Lurie adds that the cap could severely affect the pharmaceutical areas, including biotech and bioinformatics. “A lot of industries will need [H-1Bs] and will continue to need them,” she says.


Biz Issues to Consider

Are there different rules for startups?

There are no rules against starting up your own company (and then applying for your own H-1B under that company), but it does give the INS pause. Though there are people who successfully sponsor themselves, “you lose credibility,” FDBL’s Lange says, because there’s clear self-interest. “Sometimes we’ve run into issues when people were even partial shareholders,” Greenberg’s Lurie says. Even at a company with just a few people, another problem is whether the startup has reliable sources of funding to be able to pay a salary.

An alternative for people looking to start their own companies is the E visa, says Lange. Under that program, any person in a country with whom the US has a special commerce treaty may come to the US to start a business or make a substantial investment. “Substantial” is considered as a proportion rather than a particular sum — so if a company costs $30,000 to start, and someone puts in most or all of that, that person may be able to get an E visa, for which there is no cap and is good for five years to start. “It’s one of the best nonimmigrant visas,” Lange says.

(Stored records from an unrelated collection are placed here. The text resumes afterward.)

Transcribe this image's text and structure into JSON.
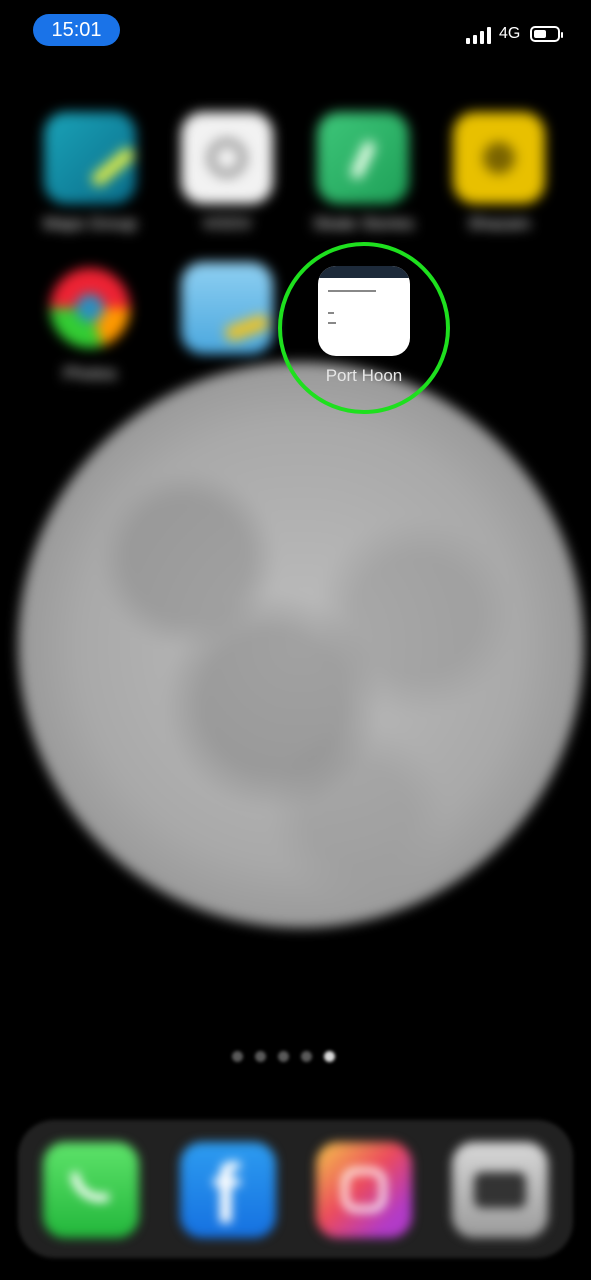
{
  "status_bar": {
    "time": "15:01",
    "network": "4G",
    "battery_level": 0.55
  },
  "home_screen": {
    "apps": [
      {
        "id": "maps-app",
        "label": "Maps Group",
        "icon": "map-icon"
      },
      {
        "id": "settings-app",
        "label": "VOOV",
        "icon": "settings-icon"
      },
      {
        "id": "green-app",
        "label": "Skate Stories",
        "icon": "leaf-icon"
      },
      {
        "id": "yellow-app",
        "label": "Shazam",
        "icon": "shield-icon"
      },
      {
        "id": "ring-app",
        "label": "Photos",
        "icon": "ring-icon"
      },
      {
        "id": "sky-app",
        "label": "",
        "icon": "sky-icon"
      },
      {
        "id": "port-hoon-app",
        "label": "Port Hoon",
        "icon": "document-icon"
      }
    ],
    "page_dots": {
      "count": 5,
      "active_index": 4
    }
  },
  "dock": [
    {
      "id": "phone",
      "icon": "phone-icon"
    },
    {
      "id": "facebook",
      "icon": "facebook-icon"
    },
    {
      "id": "instagram",
      "icon": "instagram-icon"
    },
    {
      "id": "camera",
      "icon": "camera-icon"
    }
  ],
  "highlight": {
    "target": "port-hoon-app",
    "color": "#1ee01e"
  }
}
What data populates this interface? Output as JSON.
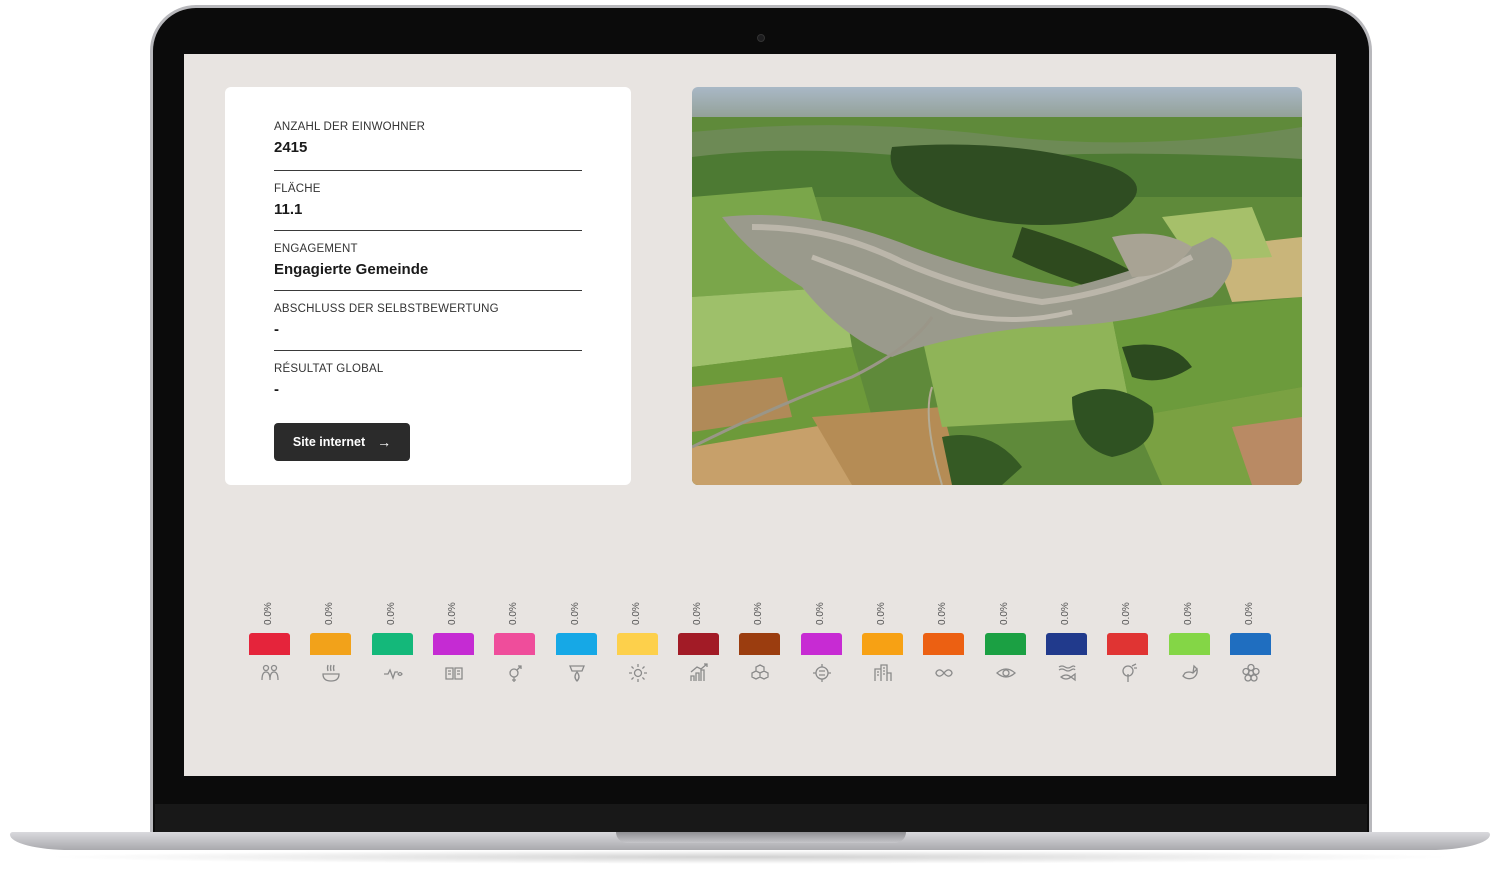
{
  "profile": {
    "population_label": "ANZAHL DER EINWOHNER",
    "population_value": "2415",
    "area_label": "FLÄCHE",
    "area_value": "11.1",
    "engagement_label": "ENGAGEMENT",
    "engagement_value": "Engagierte Gemeinde",
    "selfassessment_label": "ABSCHLUSS DER SELBSTBEWERTUNG",
    "selfassessment_value": "-",
    "global_result_label": "RÉSULTAT GLOBAL",
    "global_result_value": "-",
    "website_button_label": "Site internet",
    "website_button_arrow": "→"
  },
  "goals": [
    {
      "pct": "0.0%",
      "color": "#e5243b",
      "icon": "people-icon"
    },
    {
      "pct": "0.0%",
      "color": "#f2a21a",
      "icon": "bowl-icon"
    },
    {
      "pct": "0.0%",
      "color": "#14b87a",
      "icon": "heartbeat-icon"
    },
    {
      "pct": "0.0%",
      "color": "#c52bd3",
      "icon": "book-icon"
    },
    {
      "pct": "0.0%",
      "color": "#ef4d9b",
      "icon": "gender-icon"
    },
    {
      "pct": "0.0%",
      "color": "#16a8e6",
      "icon": "water-drop-icon"
    },
    {
      "pct": "0.0%",
      "color": "#fdd04b",
      "icon": "sun-icon"
    },
    {
      "pct": "0.0%",
      "color": "#a21b26",
      "icon": "growth-chart-icon"
    },
    {
      "pct": "0.0%",
      "color": "#9b3d0f",
      "icon": "cubes-icon"
    },
    {
      "pct": "0.0%",
      "color": "#c72bd3",
      "icon": "equality-icon"
    },
    {
      "pct": "0.0%",
      "color": "#f7a114",
      "icon": "city-icon"
    },
    {
      "pct": "0.0%",
      "color": "#ec6012",
      "icon": "infinity-icon"
    },
    {
      "pct": "0.0%",
      "color": "#1ba043",
      "icon": "eye-icon"
    },
    {
      "pct": "0.0%",
      "color": "#213a8c",
      "icon": "fish-waves-icon"
    },
    {
      "pct": "0.0%",
      "color": "#e03433",
      "icon": "tree-icon"
    },
    {
      "pct": "0.0%",
      "color": "#84d646",
      "icon": "dove-icon"
    },
    {
      "pct": "0.0%",
      "color": "#1f6ec0",
      "icon": "flower-icon"
    }
  ]
}
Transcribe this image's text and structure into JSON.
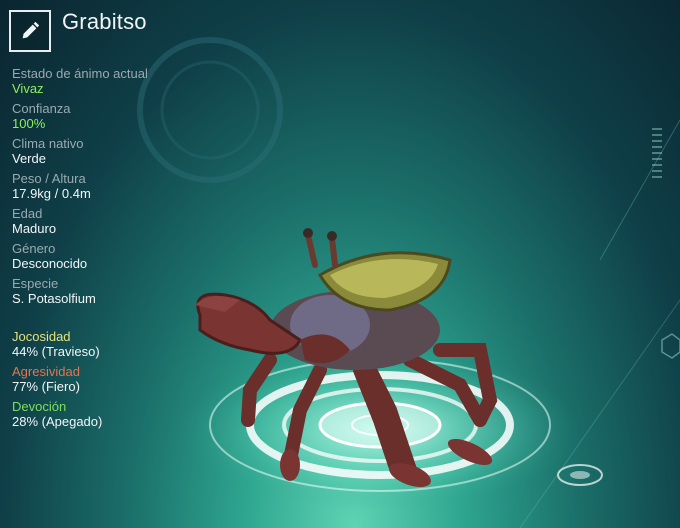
{
  "creature": {
    "name": "Grabitso"
  },
  "stats": [
    {
      "label": "Estado de ánimo actual",
      "value": "Vivaz",
      "highlight": true
    },
    {
      "label": "Confianza",
      "value": "100%",
      "highlight": true
    },
    {
      "label": "Clima nativo",
      "value": "Verde",
      "highlight": false
    },
    {
      "label": "Peso / Altura",
      "value": "17.9kg / 0.4m",
      "highlight": false
    },
    {
      "label": "Edad",
      "value": "Maduro",
      "highlight": false
    },
    {
      "label": "Género",
      "value": "Desconocido",
      "highlight": false
    },
    {
      "label": "Especie",
      "value": "S. Potasolfium",
      "highlight": false
    }
  ],
  "traits": [
    {
      "label": "Jocosidad",
      "value": "44% (Travieso)",
      "color": "#e6e07a"
    },
    {
      "label": "Agresividad",
      "value": "77% (Fiero)",
      "color": "#e8734f"
    },
    {
      "label": "Devoción",
      "value": "28% (Apegado)",
      "color": "#7de05a"
    }
  ],
  "colors": {
    "highlight_green": "#8df05a",
    "label_gray": "#9aaab0"
  },
  "icons": {
    "edit": "pencil-icon"
  }
}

What if my company is acquired or I change jobs?

Most of the time, M&A doesn’t interrupt the H-1B, according to the INS. However, it could cause problems if the employee will wind up doing a significantly different job in the new company.

One of the reasons the H-1B is so popular is because it works extremely well for people changing companies so long as the job itself remains substantively the same. For someone already on an H-1B, the new employer files another application for the visa, and the employee can start working the day of application instead of waiting for approval. Switching employers does not, however, extend the life of the original H-1B, which has a maximum life of six years.


Come Prepared

What employees should plan to provide:

H-1B applicants are undergoing more scrutiny now. Before, giving full middle names wasn’t required — not so anymore. “I had to provide my diploma [and] qualifications and CV,” GeneGo’s Bugrim recalls. (Bugrim, who was in the country on a student visa, says the process is usually easier for people who are here already.)

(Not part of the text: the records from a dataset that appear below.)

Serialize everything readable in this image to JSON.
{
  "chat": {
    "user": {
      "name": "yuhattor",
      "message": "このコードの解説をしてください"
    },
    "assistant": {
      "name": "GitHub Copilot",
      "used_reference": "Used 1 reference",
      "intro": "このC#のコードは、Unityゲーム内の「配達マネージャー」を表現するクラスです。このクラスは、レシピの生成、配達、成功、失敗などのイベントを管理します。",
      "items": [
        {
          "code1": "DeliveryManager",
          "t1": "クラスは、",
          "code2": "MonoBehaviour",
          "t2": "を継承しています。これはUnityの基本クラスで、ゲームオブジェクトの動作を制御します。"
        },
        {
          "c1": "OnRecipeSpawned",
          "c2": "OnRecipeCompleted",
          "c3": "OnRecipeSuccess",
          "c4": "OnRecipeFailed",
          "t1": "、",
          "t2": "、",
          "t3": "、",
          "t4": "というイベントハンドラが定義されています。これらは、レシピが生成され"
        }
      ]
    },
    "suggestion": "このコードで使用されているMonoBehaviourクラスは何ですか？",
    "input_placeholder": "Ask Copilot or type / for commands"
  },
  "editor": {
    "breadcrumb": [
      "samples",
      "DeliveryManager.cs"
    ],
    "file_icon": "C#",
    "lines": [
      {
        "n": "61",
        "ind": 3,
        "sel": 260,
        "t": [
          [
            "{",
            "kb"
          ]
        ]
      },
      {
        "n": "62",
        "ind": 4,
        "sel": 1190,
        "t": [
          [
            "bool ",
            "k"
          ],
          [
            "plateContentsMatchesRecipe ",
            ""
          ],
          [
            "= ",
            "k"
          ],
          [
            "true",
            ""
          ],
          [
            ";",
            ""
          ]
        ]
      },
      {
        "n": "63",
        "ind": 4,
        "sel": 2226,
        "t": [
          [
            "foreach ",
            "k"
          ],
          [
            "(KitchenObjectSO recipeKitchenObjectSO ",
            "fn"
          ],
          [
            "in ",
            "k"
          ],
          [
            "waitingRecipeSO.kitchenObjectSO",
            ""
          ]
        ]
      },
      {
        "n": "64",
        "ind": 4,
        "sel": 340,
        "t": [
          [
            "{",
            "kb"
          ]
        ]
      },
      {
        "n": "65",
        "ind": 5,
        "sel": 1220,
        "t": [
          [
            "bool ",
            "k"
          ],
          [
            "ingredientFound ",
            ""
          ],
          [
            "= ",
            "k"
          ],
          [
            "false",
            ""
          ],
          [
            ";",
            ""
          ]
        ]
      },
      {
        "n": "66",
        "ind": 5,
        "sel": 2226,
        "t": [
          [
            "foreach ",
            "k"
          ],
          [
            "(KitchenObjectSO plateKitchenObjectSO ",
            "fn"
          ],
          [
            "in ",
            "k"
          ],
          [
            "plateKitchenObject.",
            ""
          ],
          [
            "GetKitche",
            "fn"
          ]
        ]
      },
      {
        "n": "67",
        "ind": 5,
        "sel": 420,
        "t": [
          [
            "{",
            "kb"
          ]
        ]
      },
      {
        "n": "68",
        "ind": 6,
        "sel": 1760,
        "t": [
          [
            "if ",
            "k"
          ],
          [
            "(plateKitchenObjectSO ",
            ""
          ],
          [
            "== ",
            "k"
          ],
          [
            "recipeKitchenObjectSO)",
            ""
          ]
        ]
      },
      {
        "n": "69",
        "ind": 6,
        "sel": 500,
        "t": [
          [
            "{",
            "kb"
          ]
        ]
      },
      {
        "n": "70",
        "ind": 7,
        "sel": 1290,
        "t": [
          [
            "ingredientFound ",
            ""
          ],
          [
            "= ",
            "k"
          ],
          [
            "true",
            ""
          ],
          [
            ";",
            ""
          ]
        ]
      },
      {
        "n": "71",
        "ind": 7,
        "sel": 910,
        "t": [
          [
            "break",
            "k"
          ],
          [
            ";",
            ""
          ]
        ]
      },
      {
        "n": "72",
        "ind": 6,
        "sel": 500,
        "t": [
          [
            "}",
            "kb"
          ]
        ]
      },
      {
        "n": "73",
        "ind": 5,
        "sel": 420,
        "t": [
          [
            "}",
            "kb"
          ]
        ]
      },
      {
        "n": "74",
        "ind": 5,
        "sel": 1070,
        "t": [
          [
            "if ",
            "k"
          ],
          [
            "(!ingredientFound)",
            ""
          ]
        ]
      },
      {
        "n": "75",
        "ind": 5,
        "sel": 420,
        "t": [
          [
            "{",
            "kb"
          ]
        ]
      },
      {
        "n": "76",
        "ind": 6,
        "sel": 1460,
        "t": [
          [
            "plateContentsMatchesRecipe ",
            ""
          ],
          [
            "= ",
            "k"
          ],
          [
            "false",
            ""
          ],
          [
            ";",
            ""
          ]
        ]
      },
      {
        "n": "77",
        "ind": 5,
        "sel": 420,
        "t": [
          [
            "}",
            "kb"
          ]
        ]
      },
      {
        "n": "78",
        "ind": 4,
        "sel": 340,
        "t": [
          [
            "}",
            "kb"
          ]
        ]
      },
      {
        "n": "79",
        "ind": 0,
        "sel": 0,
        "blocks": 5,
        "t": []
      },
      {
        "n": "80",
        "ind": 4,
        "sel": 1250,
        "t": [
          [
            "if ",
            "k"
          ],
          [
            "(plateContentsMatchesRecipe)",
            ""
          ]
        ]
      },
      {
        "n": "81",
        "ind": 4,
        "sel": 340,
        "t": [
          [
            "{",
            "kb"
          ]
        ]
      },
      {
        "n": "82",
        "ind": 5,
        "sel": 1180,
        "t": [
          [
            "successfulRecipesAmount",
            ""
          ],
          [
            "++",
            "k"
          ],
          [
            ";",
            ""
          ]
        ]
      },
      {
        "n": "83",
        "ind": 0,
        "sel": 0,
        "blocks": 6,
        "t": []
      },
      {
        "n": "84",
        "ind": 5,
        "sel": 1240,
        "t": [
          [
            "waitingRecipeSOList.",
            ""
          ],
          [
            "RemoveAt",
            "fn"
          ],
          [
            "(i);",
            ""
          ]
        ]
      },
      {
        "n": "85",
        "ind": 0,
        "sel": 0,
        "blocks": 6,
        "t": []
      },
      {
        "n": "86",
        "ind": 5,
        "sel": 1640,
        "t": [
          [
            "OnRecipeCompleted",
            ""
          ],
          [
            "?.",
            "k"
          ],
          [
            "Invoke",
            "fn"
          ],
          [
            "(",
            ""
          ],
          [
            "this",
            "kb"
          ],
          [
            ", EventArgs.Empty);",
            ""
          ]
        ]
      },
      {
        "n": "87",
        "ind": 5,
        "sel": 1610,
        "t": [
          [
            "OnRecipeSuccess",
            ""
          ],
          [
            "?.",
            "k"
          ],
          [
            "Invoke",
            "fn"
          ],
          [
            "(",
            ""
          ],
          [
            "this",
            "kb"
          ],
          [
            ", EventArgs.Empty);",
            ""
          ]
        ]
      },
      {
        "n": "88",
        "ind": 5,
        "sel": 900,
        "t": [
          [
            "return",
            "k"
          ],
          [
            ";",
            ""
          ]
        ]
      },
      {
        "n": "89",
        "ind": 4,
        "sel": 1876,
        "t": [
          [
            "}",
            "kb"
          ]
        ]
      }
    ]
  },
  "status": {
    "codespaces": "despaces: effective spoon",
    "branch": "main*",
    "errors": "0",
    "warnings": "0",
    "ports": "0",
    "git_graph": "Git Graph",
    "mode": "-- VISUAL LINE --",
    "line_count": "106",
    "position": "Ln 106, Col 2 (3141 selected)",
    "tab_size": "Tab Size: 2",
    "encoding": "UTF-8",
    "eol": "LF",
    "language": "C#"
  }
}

Esther Morrison, who works with H-1B applications at US Visa Associates, says she’s noticed more requests for evidence lately. In particular, “they’re requesting that people go to university professors [for an evaluation],” she says. “If it’s a straight evaluation for a bachelor’s degree, then you’re fine.” But claiming more esoteric education or specializations could lead to difficulties finding someone to carry out an evaluation.


Company’s reports:

There’s a lot of burden on the company seeking to bring in an employee on an H-1B. For one thing, it has to prove that it did its best to recruit an American worker and failed. Then, it has to convince the INS that it’s a legitimate company, it can pay the employee, and the job actually exists. “They’re usually looking for proof that you are a real company, that you have funding, that this isn’t somebody setting up shop to bring all their friends from another country over,” says Sequenom’s Ellstrom. “If you’re publicly traded, they’re going to want annual reports. If you’re not, they’re going to want to know where your funding is coming from.”

That doesn’t mean it’s a tremendous hurdle, though. Ellstrom has applied for some 20 visas already this year and rarely has problems.